Even though neither of the 1-month or the 1-3 year Treasury benchmarks have had a negative return year since 2004, wide dispersion of returns exists from month-to-month. The return swings include worst monthly returns of -0.20% and -0.79% for the 1-year and the 1-3 year benchmarks in the same period, respectively.
Marked-to-market value changes may have an unexpected or undesired impact on a corporate investor’s financial statements. As an example, the principal value of a $100 million investment could have shrunk by $1.0 million in 2014 with a 1-3 year total return strategy.
Total return investing often involves active trading and may result in higher portfolio turnover and larger realized gains or losses.
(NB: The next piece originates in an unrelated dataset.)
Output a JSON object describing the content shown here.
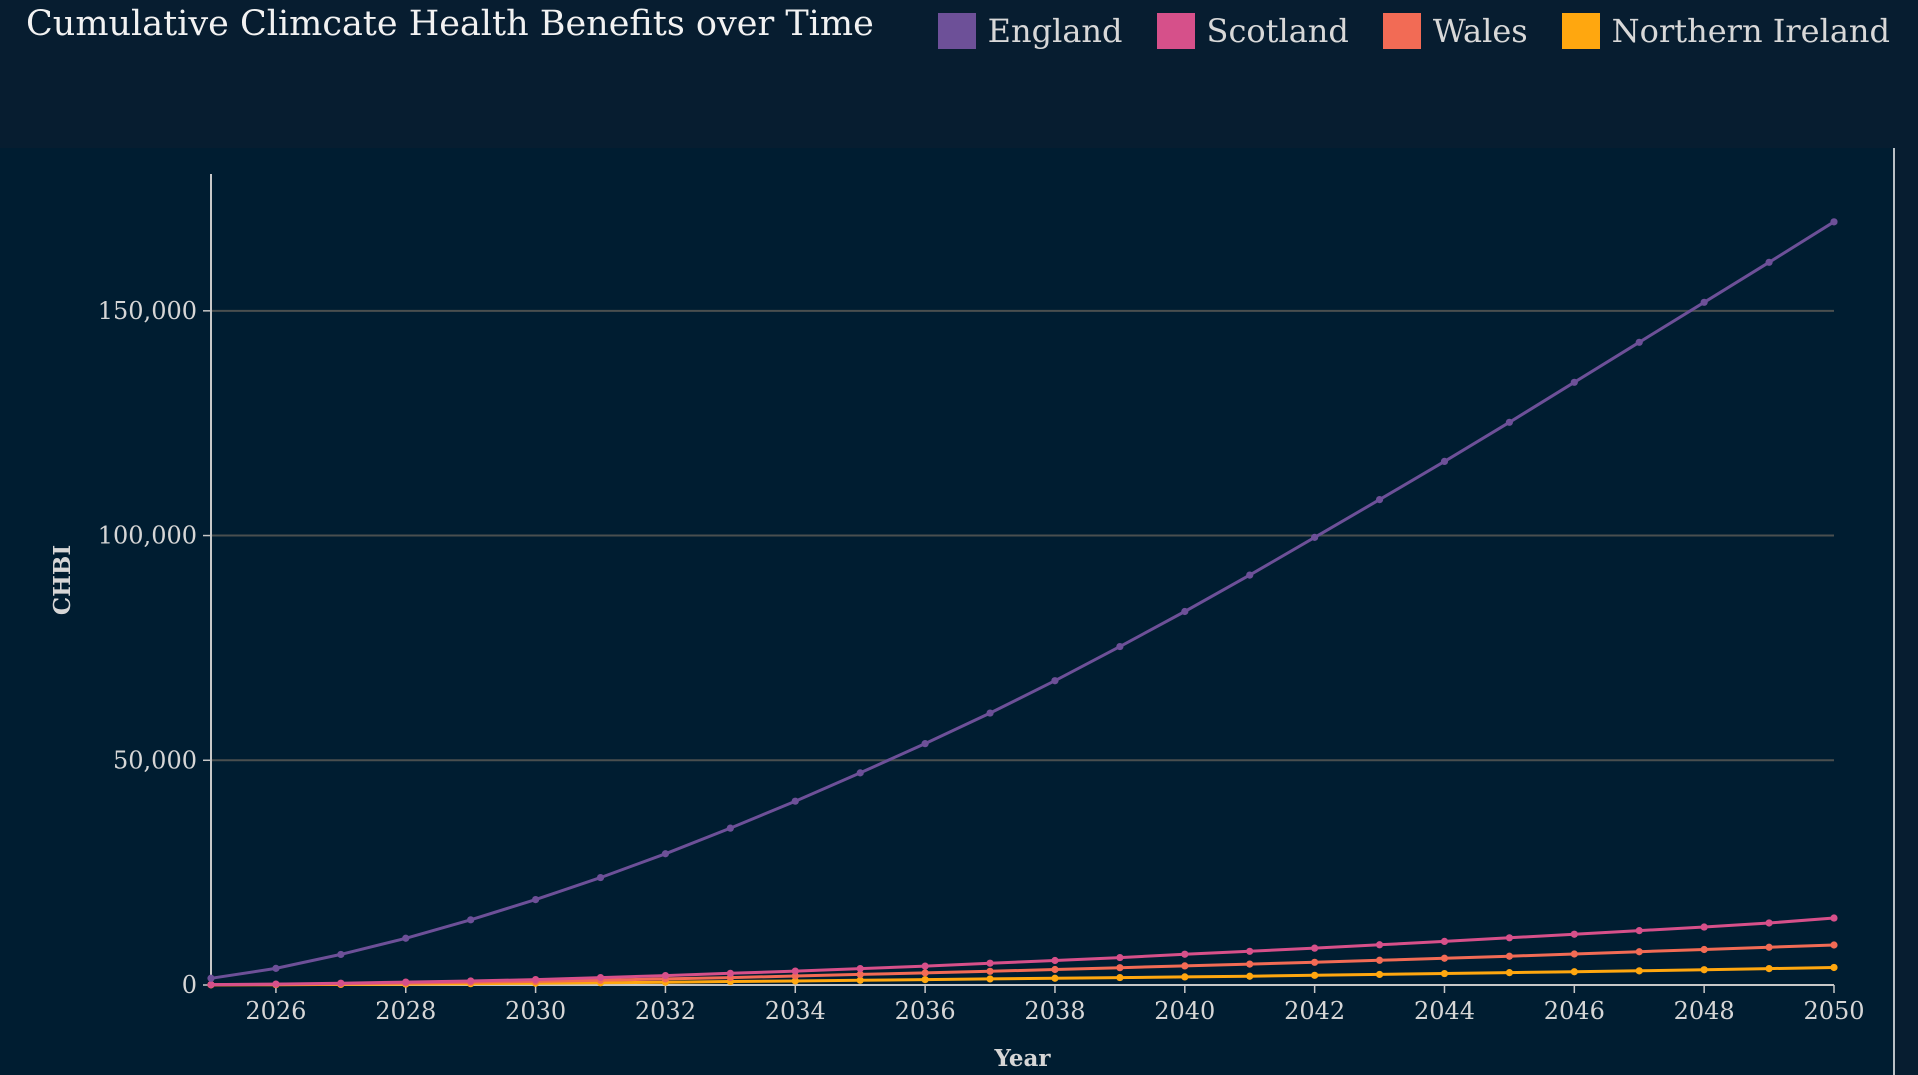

While realized gains may increase tax liabilities for some investors, realized losses reduce accounting profits for all accounts. For the 1-year benchmark, trading securities to rebalance index duration alone would have resulted in $22,000 in gains in 2010 and $145,000 losses in 2009.
A total return investment mandate tends to work better for a corporate cash account that has a moderate investment horizon, stable and predictable cash flows, moderate interest rate and credit risk tolerance and better understanding of financial statement and tax implications of total return investing.
“Buy-and-hold” and “total return” investment mandates often treat the investment process in a very different fashion. The objective of the former is based almost entirely on maximizing yield on investments at the point of purchase, while the latter attempts to achieve a higher level of “all-in” return that includes both coupon income and price appreciation.
In managing corporate cash portfolios, we are often asked by clients when would be an appropriate time to consider a total return strategy. In most cases, stepping out of a buy-and-hold strategy into the area of total return is not merely a change of mentality or risk appetite. Instead, it is often associated with the life stages of the corporate investor. As cash assets start to build up and the pattern of cash expenditures become predictable, it may be advisable for a corporation to explore higher return opportunities using a total return strategy. Meanwhile, accounting and tax considerations, especially in the case of publicly traded corporations, may also become relevant decision factors.